In the age of #MeToo, it’s easy to imagine that this issue is about rape or sexual assault.  But those are crimes; there’s an entire criminal justice system whose job it is to prosecute those.  (It’s imperfect in many ways, heaven knows, but it exists.) The issues likelier to fall into this category aren’t crimes per se, but are violations of employee codes of ethics or conduct.  This might be the employee who keeps calling women derogatory names, and/or habitually uses racial slurs. Those are fireable offenses, but they aren’t crimes. Asking applicants whether they’ve been convicted of felonies won’t catch those.

To the extent that employers are permitted to share more information, I would expect to see much more preemptive pushback, both from the accused and from their unions.  If employers are permitted to disclose that investigations are under way, I envision due-process counterarguments. If they are permitted to disclose that “credible evidence” exists -- the standard proposed in California’s proposed bill -- I see pushback on the determination of credibility prior to the conclusion of the investigation.  Given tight academic job markets, it strains credulity to argue that it’s on the prospective employer to weigh the facts. The prospective employer presumably wouldn’t even have access to the facts. Likely, it would just default to ‘no.’ At that point, the accused has been punished without even a finding of actual guilt.

Colleges fearing the cost of extended litigation -- even if they’re pretty confident that they’d win, eventually -- may make the calculation that it’s easier just not to push.  At that point, we’re right back where we started.

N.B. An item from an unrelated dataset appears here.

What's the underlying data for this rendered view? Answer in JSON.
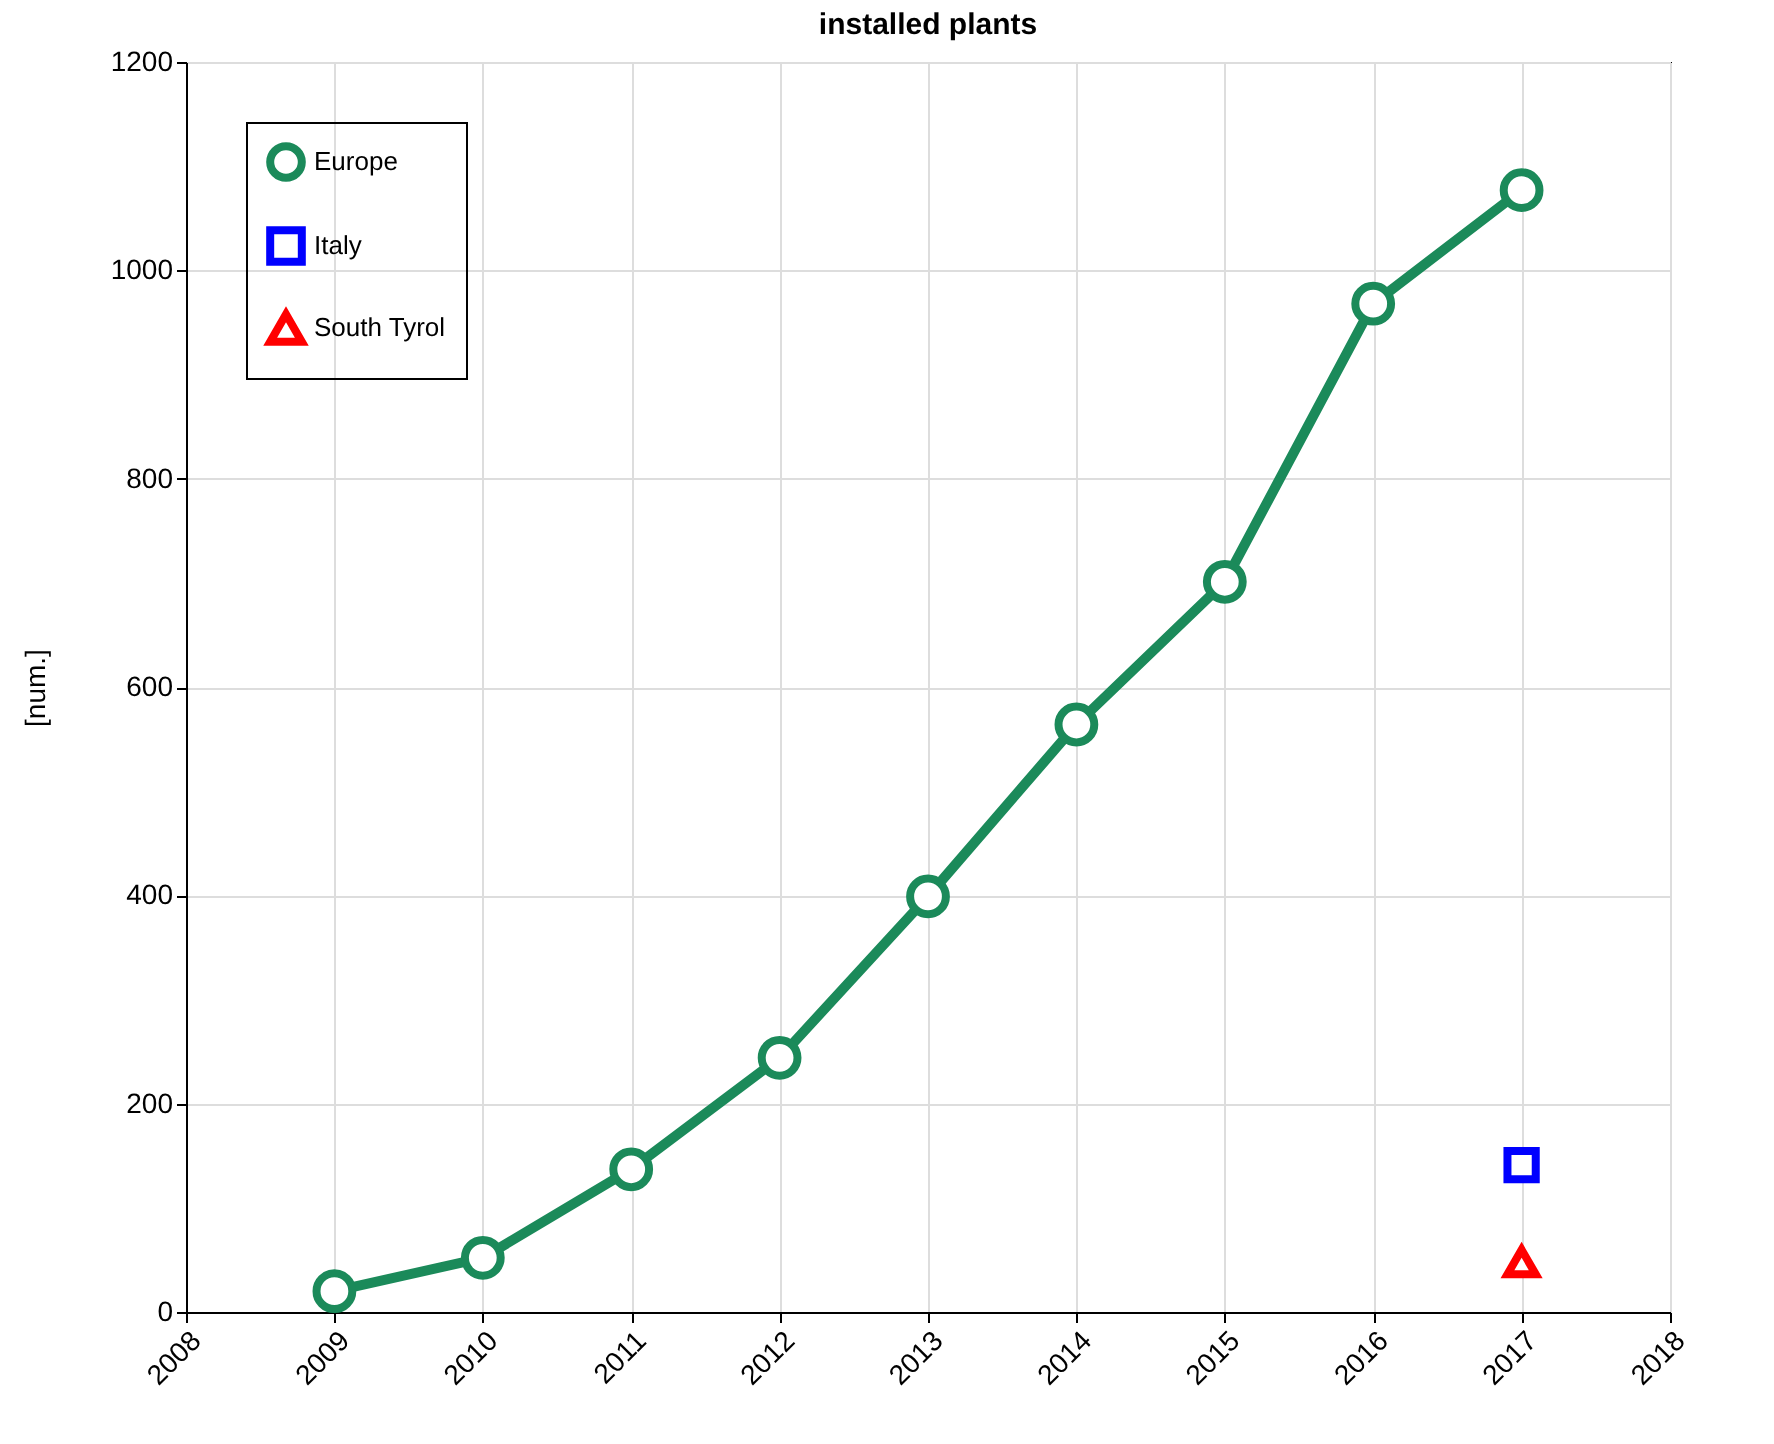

The Wisconsin law does put in some protections for those who disclose; that’s definitely helpful.  And the problem it’s trying to solve is real, and urgent. Honestly, I don’t have a better alternative at hand; I’ve actually been in situations where I was frustrated by the gap between what I knew about someone and what I could prove.  But I’m pretty confident that the first few folks accused through this new system will push back, hard, and along predictable lines. I’d love to see Wisconsin find workarounds for those so we can protect our employees and students without walking into a legal buzz saw.  If it can be designed for pushback, it might just work.